US Sanctions Strand Iran, Russia Oil on Tankers, Driving Up Crude Costs

Generado por agente de IACyrus Cole
miércoles, 12 de febrero de 2025, 7:05 am ET2 min de lectura


US sanctions on Iran and Russia have significantly impacted the availability and pricing of crude oil in global markets. The sanctions, imposed in response to geopolitical tensions and human rights concerns, have reduced the export capacity of both countries, leading to a tightening of global oil supply and increased crude prices. This article explores the strategic implications of these sanctions and their impact on the geopolitical dynamics between the US, Iran, and Russia.



The US sanctions on Iran, reimposed in 2018, have significantly reduced Iran's oil exports. In 2018, Iran's crude oil exports fell by around 1.5 million barrels per day (mbpd) compared to the previous year. The reduction in supply from Iran, a major oil exporter, has contributed to global oil price volatility. For instance, in 2019, Brent crude oil prices rose by around 20% in the first half of the year, partly due to supply disruptions, including those caused by US sanctions on Iran.

The US sanctions on Russia, imposed in response to the annexation of Crimea and other issues, have also affected Russia's oil exports. In 2014, Russia's oil exports to the EU fell by around 10% compared to the previous year. The reduction in Russian oil exports, coupled with geopolitical tensions, has contributed to oil price volatility.

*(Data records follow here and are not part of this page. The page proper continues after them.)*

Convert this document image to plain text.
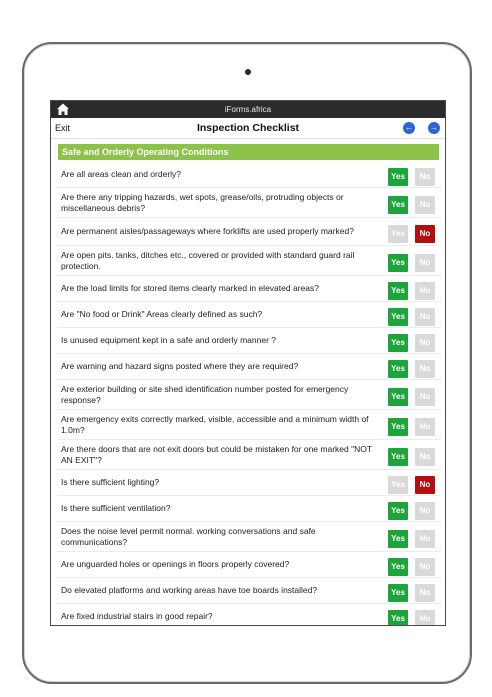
iForms.africa
Exit	Inspection Checklist	← →
Safe and Orderly Operating Conditions
Are all areas clean and orderly?	Yes	No
Are there any tripping hazards, wet spots, grease/oils, protruding objects or miscellaneous debris?	Yes	No
Are permanent aisles/passageways where forklifts are used properly marked?	Yes	No
Are open pits. tanks, ditches etc., covered or provided with standard guard rail protection.	Yes	No
Are the load limits for stored items clearly marked in elevated areas?	Yes	No
Are "No food or Drink" Areas clearly defined as such?	Yes	No
Is unused equipment kept in a safe and orderly manner ?	Yes	No
Are warning and hazard signs posted where they are required?	Yes	No
Are exterior building or site shed identification number posted for emergency response?	Yes	No
Are emergency exits correctly marked, visible, accessible and a minimum width of 1.0m?	Yes	No
Are there doors that are not exit doors but could be mistaken for one marked "NOT AN EXIT"?	Yes	No
Is there sufficient lighting?	Yes	No
Is there sufficient ventilation?	Yes	No
Does the noise level permit normal. working conversations and safe communications?	Yes	No
Are unguarded holes or openings in floors properly covered?	Yes	No
Do elevated platforms and working areas have toe boards installed?	Yes	No
Are fixed industrial stairs in good repair?	Yes	No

For example, in 2014, Brent crude oil prices fell by around 40% in the second half of the year, partly due to a combination of factors, including reduced Russian exports and increased US oil production.



The sanctions have led to a shift in Iran's and Russia's oil exports, with China and India becoming major buyers. This diversification has helped both countries maintain some of their oil revenues despite the sanctions. However, the impact on prices has been mitigated by market adaptations, such as shifts in export destinations and increased production from other countries.

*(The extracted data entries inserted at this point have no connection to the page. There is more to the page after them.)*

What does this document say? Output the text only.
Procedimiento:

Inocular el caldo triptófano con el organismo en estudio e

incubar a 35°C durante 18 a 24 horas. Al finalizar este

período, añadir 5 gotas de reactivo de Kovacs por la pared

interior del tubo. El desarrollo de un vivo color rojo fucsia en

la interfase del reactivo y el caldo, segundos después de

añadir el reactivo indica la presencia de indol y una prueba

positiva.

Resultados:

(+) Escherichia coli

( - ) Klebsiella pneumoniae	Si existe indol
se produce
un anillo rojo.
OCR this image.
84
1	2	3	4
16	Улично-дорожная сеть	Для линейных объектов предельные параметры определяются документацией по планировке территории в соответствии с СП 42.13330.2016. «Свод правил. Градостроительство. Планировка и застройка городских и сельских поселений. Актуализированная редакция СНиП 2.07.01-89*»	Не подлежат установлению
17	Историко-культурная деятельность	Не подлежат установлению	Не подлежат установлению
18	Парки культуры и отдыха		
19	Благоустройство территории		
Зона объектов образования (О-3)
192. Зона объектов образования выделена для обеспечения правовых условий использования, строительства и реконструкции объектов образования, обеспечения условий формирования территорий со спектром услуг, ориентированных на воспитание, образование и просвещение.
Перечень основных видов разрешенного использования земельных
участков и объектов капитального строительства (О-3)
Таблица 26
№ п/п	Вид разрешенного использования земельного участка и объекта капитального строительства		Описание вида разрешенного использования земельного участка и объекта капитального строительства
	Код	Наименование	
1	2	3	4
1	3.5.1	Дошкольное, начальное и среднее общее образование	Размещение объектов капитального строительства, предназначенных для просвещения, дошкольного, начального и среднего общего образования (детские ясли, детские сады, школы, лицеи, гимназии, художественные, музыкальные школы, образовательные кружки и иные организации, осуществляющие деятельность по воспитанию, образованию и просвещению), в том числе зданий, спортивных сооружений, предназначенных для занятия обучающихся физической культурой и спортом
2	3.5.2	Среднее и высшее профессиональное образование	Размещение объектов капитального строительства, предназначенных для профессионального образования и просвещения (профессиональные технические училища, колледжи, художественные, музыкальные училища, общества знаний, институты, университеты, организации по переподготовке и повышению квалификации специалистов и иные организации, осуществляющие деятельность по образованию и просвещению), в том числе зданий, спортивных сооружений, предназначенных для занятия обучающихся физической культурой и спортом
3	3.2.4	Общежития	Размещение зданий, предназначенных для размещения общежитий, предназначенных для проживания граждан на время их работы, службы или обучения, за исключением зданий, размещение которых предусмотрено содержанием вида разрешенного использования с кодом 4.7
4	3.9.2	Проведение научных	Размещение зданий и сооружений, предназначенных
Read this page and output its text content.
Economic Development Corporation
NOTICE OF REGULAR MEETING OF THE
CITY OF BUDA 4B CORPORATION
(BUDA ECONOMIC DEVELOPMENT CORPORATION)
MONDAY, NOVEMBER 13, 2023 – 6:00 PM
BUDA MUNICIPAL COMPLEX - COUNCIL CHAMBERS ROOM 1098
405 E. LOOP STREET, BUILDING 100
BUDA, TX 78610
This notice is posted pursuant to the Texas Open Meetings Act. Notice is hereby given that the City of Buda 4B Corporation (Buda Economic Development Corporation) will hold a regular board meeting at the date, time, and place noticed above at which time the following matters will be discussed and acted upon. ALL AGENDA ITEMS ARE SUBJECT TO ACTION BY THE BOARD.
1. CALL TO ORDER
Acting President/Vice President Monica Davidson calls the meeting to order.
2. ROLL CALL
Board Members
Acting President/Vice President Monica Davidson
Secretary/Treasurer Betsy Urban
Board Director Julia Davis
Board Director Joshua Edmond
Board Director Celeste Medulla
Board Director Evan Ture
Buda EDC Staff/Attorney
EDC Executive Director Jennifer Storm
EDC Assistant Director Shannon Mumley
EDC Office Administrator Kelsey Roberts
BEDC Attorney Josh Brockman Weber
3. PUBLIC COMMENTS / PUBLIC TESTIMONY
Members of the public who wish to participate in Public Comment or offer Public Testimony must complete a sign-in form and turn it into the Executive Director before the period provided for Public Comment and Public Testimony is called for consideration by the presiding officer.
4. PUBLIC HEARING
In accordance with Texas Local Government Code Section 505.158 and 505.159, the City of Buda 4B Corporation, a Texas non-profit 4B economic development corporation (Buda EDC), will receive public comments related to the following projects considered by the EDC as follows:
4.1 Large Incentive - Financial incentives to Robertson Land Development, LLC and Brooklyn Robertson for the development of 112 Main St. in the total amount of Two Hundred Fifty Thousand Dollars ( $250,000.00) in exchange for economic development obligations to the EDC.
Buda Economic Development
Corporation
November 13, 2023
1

The strategic implications of these sanctions can be analyzed through the following aspects:

1. Impact on Russia's energy exports and revenue:
* The sanctions could reduce Russia's oil exports by 0.5 to 1 million barrels per day (bpd) in the short term, leading to a significant loss in revenue.
* Russia may struggle to maintain export volumes, as it will face difficulties in using non-sanctioned vessels to ship its oil, particularly to China and India.
* Russia's profit per barrel may decrease due to wider discounts on oil sales and higher transaction costs.
2. Geopolitical implications for the US and its allies:
* The sanctions strengthen the US's position in the global energy market and demonstrate its commitment to supporting Ukraine and containing Russia.
* The sanctions may also have unintended consequences, such as pushing Russia closer to China and Iran, which could lead to increased cooperation in the energy sector and other areas.
3. Potential evolution of geopolitical dynamics:
* If the incoming Trump administration maintains the pressure, Russia's oil export volumes may recover much of their losses by Q2, and discounts will gradually stabilize.
* Russia may seek to diversify its energy exports and strengthen ties with countries like China and Iran, which are not participating in the sanctions.
* Iran, which also relies on shadow fleet tankers, may face increased competition from Russia in the global oil market, potentially leading to further cooperation or tension between the two countries.

In conclusion, the sanctions on Iran and Russia have significantly impacted the availability and pricing of crude oil in global markets. While the sanctions aim to limit Russia's ability to fund its war in Ukraine and maintain global energy market stability, they may also push Russia closer to China and Iran, potentially reshaping the geopolitical landscape in the region. The future evolution of these dynamics will depend on the response of the incoming Trump administration and the actions taken by Russia, Iran, and other key players in the global energy market.